From: Honglei Huang <[email protected]>
V5 of the SVM patch series for amdgpu based on the drm_gpusvm framework.
This revision addresses meeting feedback: keep attributes when unmap,
integrate the amdgpu svm into amdgpu vm structure, drop GPU_ALWAYS_MAPPED,
add RESET_ATTR operation, add lock wrappers.
This patch series implements SVM support with the following design:
1. Attributes separated from physical page management:
- Attribute layer (amdgpu_svm_attr_tree): a driver-side interval
tree storing per-range SVM attributes. Managed through SET_ATTR
ioctl and preserved across range lifecycle events.
- Physical page layer (drm_gpusvm ranges): managed by the
drm_gpusvm framework, representing HMM-backed DMA mappings
and GPU page table entries.
2. GPU fault driven mapping (XNACK on):
The core mapping path is driven by GPU page faults instead of ioctls.
amdgpu_svm_handle_fault() looks up SVM by PASID, runs GC,
resolves attributes, then maps via find_or_insert -> get_pages
-> GPU PTE update. For unregistered addresses, default
attributes are derived from VMA properties automatically.
3. MMU notifier invalidation:
Two-phase callback: event_begin() zaps GPU PTEs and flushes
TLB, event_end() unmaps DMA pages. UNMAP events queue ranges
to GC for deferred cleanup. Non-UNMAP events (eviction) rely
on GPU fault to remap.
4. Garbage collector:
GC workqueue processes unmapped ranges: removes them
from drm_gpusvm. Attributes are preserved across unmap
and persist until explicitly reset by userspace via
RESET_ATTR. No rebuild or restore logic, GPU fault
handles recreation.
Changes since V4:
- Preserve attributes when unmap, GC only removes GPU ranges.
- struct amdgpu_vm now holds a pointer to struct amdgpu_svm.
- UAPI: Remove AMDGPU_SVM_ATTR_GPU_ALWAYS_MAPPED.
- UAPI: Add AMDGPU_SVM_OP_RESET_ATTR to reset attributes to defaults.
- Add amdgpu_svm_lock()/unlock()/assert_locked() inline wrappers.
- Add amdgpu_svm_attr_check_vm_bo() for SVM/BO overlap detection.
- Refactor attr change model.
- Remove ATTR_ONLY/RANGE_SPLIT triggers.
Changes since V3:
- UAPI: Merge ACCESS/ACCESS_IN_PLACE/NO_ACCESS into a single
AMDGPU_SVM_ATTR_ACCESS attribute with enum amdgpu_ioctl_svm_access
(INACCESSIBLE/IN_PLACE/ALLOW_MIGRATE).
- UAPI: Replaced SET_FLAGS/CLR_FLAGS with per-flag boolean attribute
types: HOST_ACCESS, COHERENT, EXT_COHERENT, HIVE_LOCAL, GPU_RO,
GPU_EXEC, GPU_READ_MOSTLY, GPU_ALWAYS_MAPPED.
- UAPI: Replaced all #define constants with C enums.
- Add UAPI documentation with kerneldoc comments in amdgpu_drm.h.
- Moved flag bits from UAPI AMDGPU_SVM_FLAG_* to internal
AMDGPU_SVM_ATTR_BIT_* bitmap.

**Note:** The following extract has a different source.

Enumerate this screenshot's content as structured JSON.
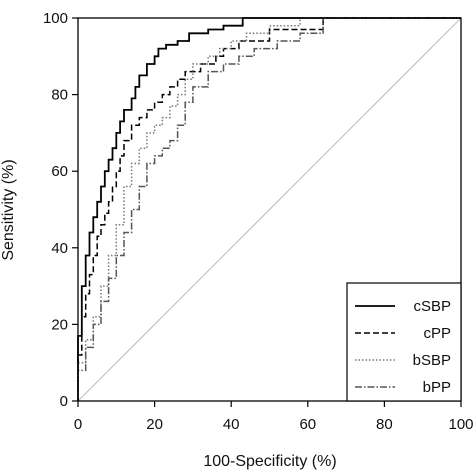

Added attr_flag_type_to_bit() helper.
- Removed AMDGPU_SVM_VALID_FLAG_MASK and flags_or.
- Condensed commit messages and cover letter content.
Changes since V2:
- Add version tittle in commit message.
- Fix some content mistaken.
Changes since V1:
- Added GPU fault handler (amdgpu_svm_handle_fault) with PASID-based
SVM lookup: GC -> find_or_insert -> get_pages -> GPU map.
- Removed restore worker queue; GPU fault recreates ranges on demand.
GC simplified to discard-only, no rebuild/restore logic.
- Reworked MMU notifier to two-phase model: event_begin() zaps PTEs
and flushes TLB, event_end() unmaps DMA and queues UNMAP to GC.
Removed begin_restore/end_restore and NOTIFIER flag dispatch.
- Added invalidate_interval() for attribute boundary realignment
when sub-region attribute changes cross existing GPU ranges.
- On MMU_NOTIFY_UNMAP, discard all affected ranges entirely;
attribute layer preserves valid attrs, fault recreates on demand.
- Added unregistered address attribute derivation from VMA properties
for ROCm compatibility (kfd/rocr/hip tests).
- Dropped XNACK off support; returns -EOPNOTSUPP when disabled.
Removed kgd2kfd_quiesce_mm()/resume_mm() dependency.
- Added TRIGGER_RANGE_SPLIT, TRIGGER_PREFETCH change triggers.
- Added helpers: find_locked, get_bounds_locked, set_default.
TODO:
- Add multi GPU support.
- Add XNACK off mode.
Related work:
- SVM migration and prefetch support is being developed in:
https://lore.kernel.org/amd-gfx/[email protected]/
- ROCm UMD interface adaptation for the new drm SVM API is being developed in:
https://github.com/ROCm/rocm-systems/pull/4364
Test results:
Tested on gfx943 (MI300X) and gfx906 (MI60) with XNACK on:
- KFD test: 95%+ passed.
- ROCR test: all passed.
- HIP catch test: gfx943 (MI300X): 96% passed.
gfx906 (MI60):99% passed.
Patch overview:
01/12 UAPI: DRM_AMDGPU_GEM_SVM ioctl, enum-based SVM operations
(SET_ATTR/GET_ATTR/RESET_ATTR), access modes, location values,
attribute types with kerneldoc in amdgpu_drm.h.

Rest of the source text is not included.